A perfect day for Caribou (USA 2022; Regie: Jeff Rutherford)
Ein Friedhof in the middle of ­nowhere. Dort sehen Herman und Nate, Vater und Sohn, einander nach Jahren wieder. Herman ist mit seinem Transporter gekommen, auf dem alles, was er benötigt, Platz gefunden hat: von den Alltagsgegenständen über Sperrmüll bis hin zu Erinnerungsstücken. Vor dem Treffen hat er ein Band für Nate besprochen, nicht damit rechnend, dass das Scheidungskind auch eintrifft. Doch Nate kommt und hat sogar seinen sechsjährigen Sohn mitgebracht. Geredet wird nicht viel, doch aneinander vorbei, obgleich die beiden so, wie sie durch die Gegend stolpernd von ihrem Scheitern erzählen, wie eineiige Zwillinge wirken. Irgendwann geht das Kind verlustig, doch das, erzählt Nate, wäre mit dem Jungen, der ein »Loch im Kopf« habe, schon früher mal passiert: er sei dann auf dem Dach eines Hauses gefunden worden.
Der Film ist bestes US-Independent-Kino auf den Spuren von zwei Chaoten, verwandte Seelen allemal…
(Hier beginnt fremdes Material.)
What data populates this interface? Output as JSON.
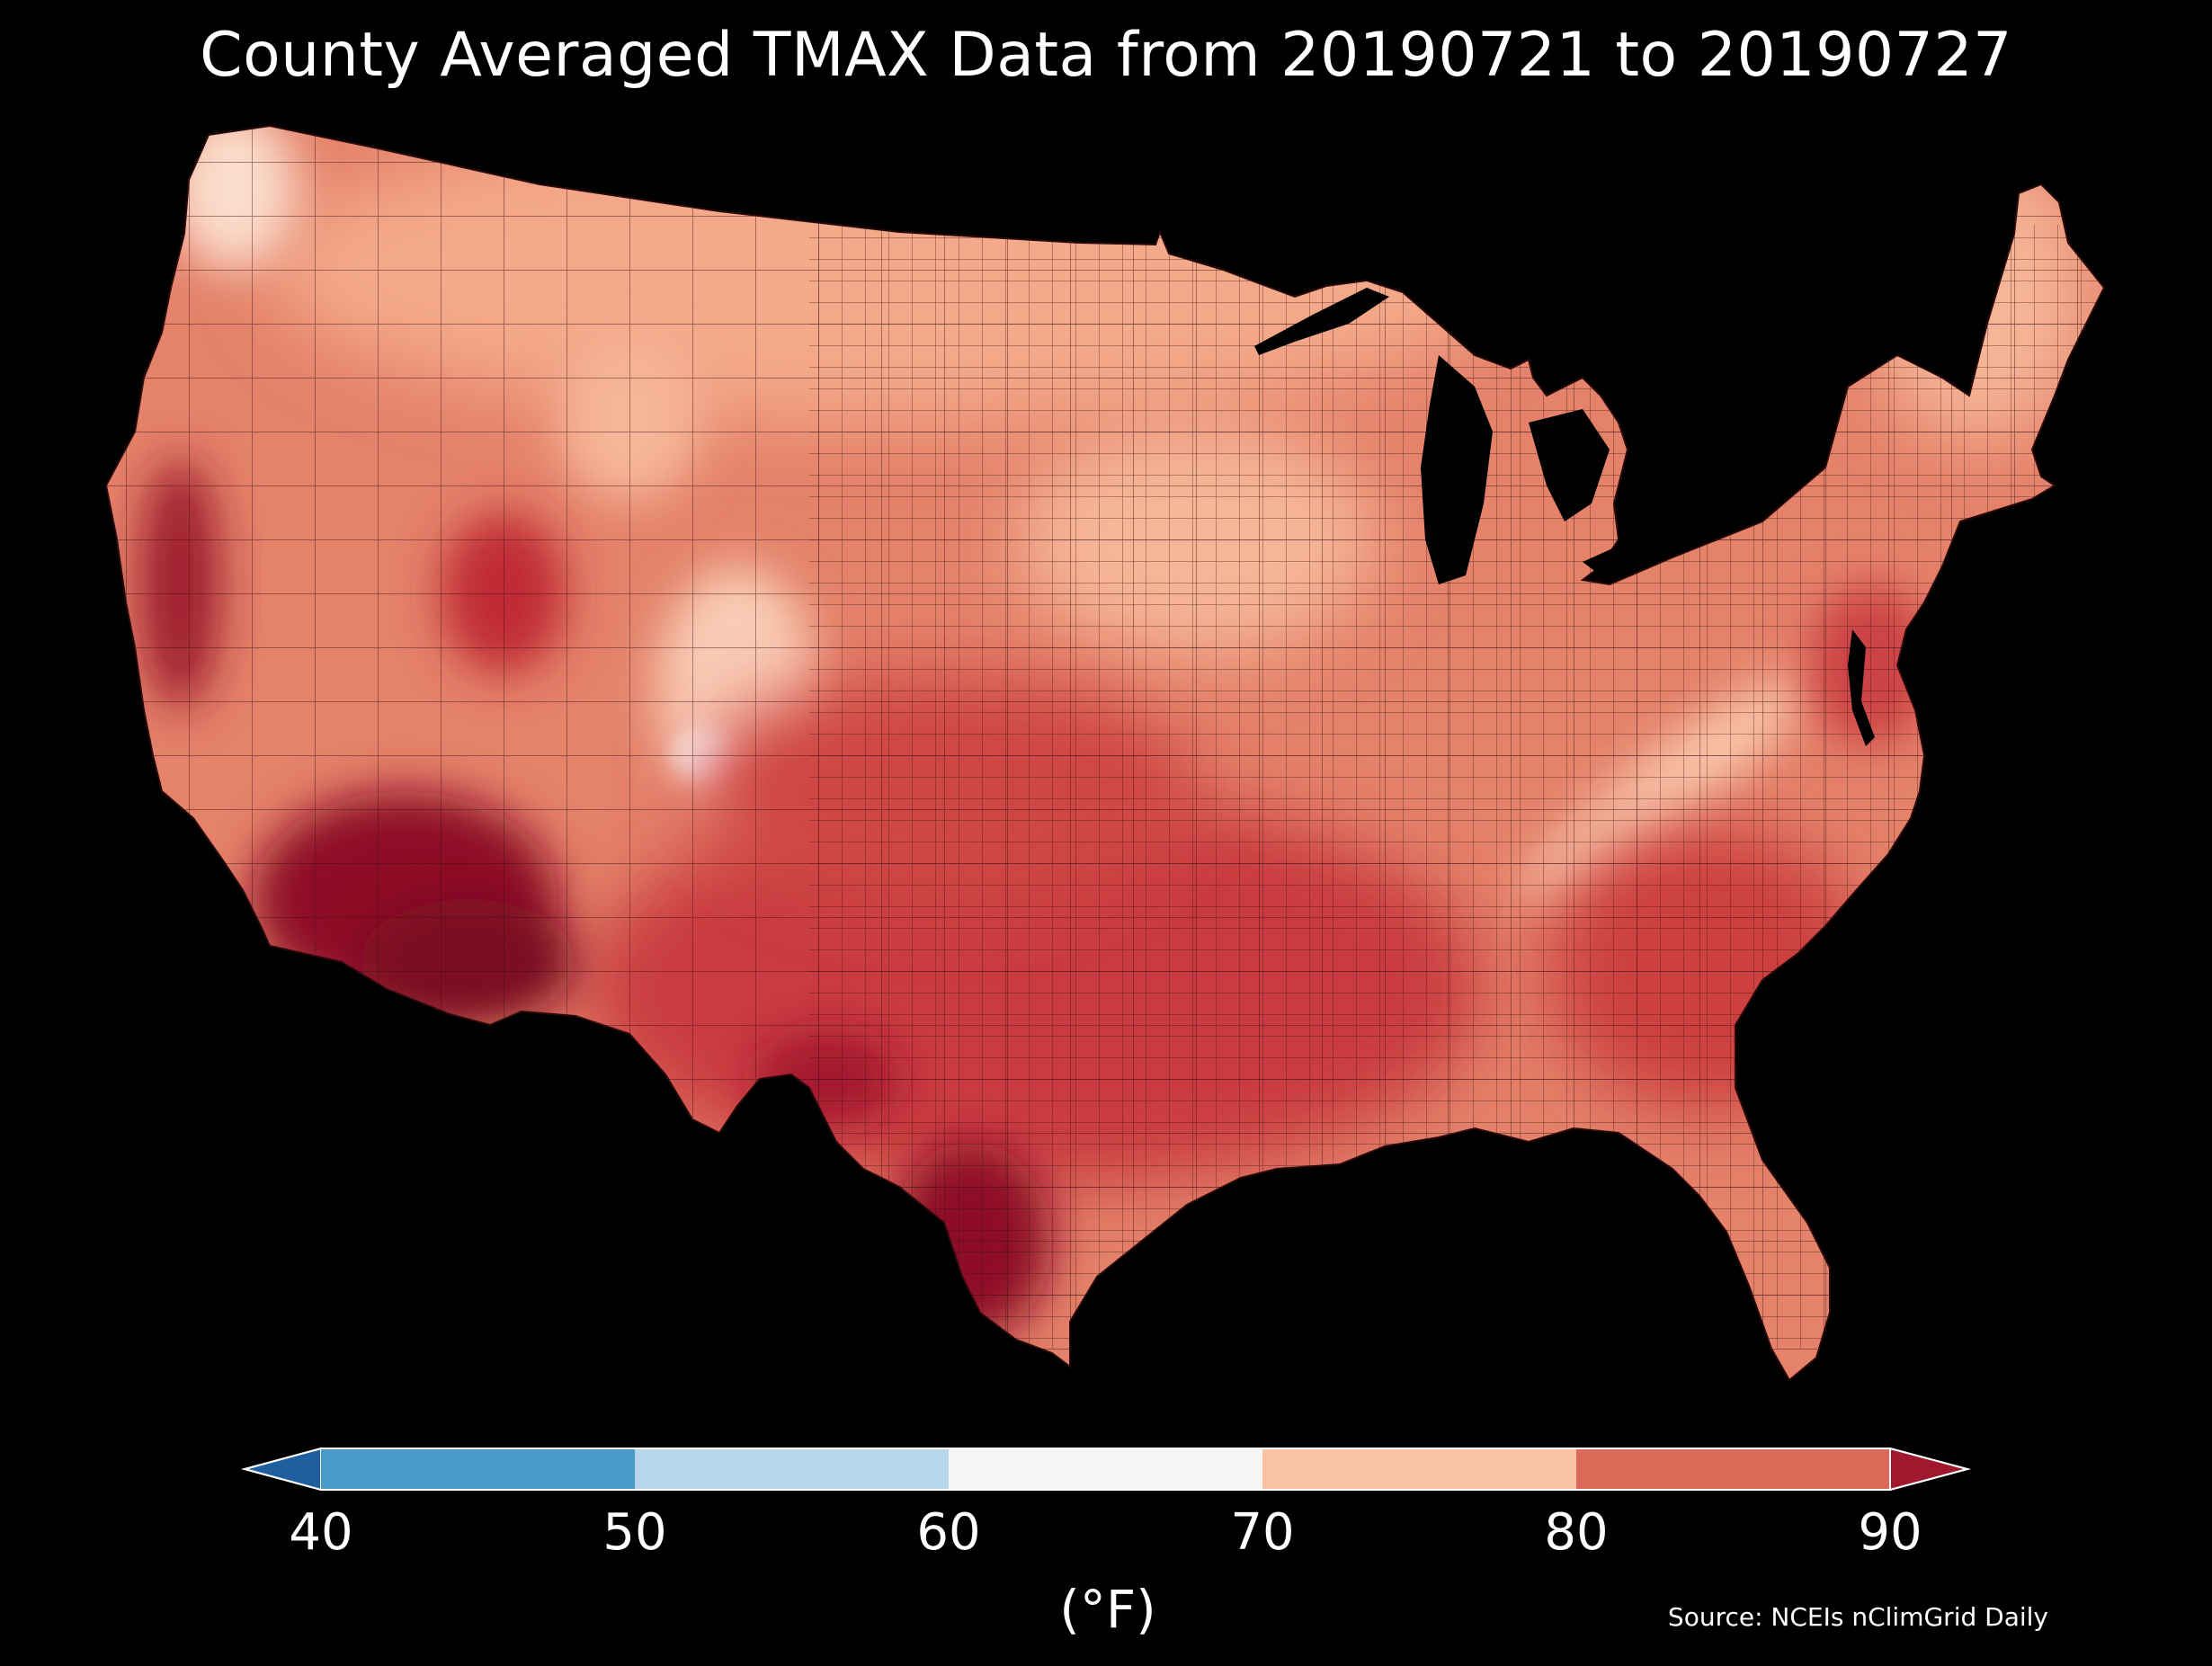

Before I change my mind (Kanada 2022; Regie: Trevor Anderson)
1987: Der androgyne Robin wird in seiner neuen Schule misstrauisch beäugt – Junge oder Mädchen? Robin setzt sich im Turnunterricht zwischen die getrennten Geschlechter.
Einer, der ihn kurz nach seinem Eintreffen verprügeln will, wird sein Freund. Bis sie beide für ein Mädchen zu schwärmen beginnen, das sich für Robin entscheidet – aber der will seinen Freund auch nicht verlieren. »Was bist du?«, fragt ihn der. Doch Robin zuckt die Achseln.
Before I change my mind ist der so aktuellen Frage der Geschlechtsidentität gewidmet – allerdings 1987 angesiedelt, als derlei noch kein Thema sein durfte.
Wie Robin es mit kindlichem Charme und Chuzpe schafft, sich nicht unterkriegen zu lassen, das wird in Trevor Andersons Coming-of-age-Film sensibel erzählt.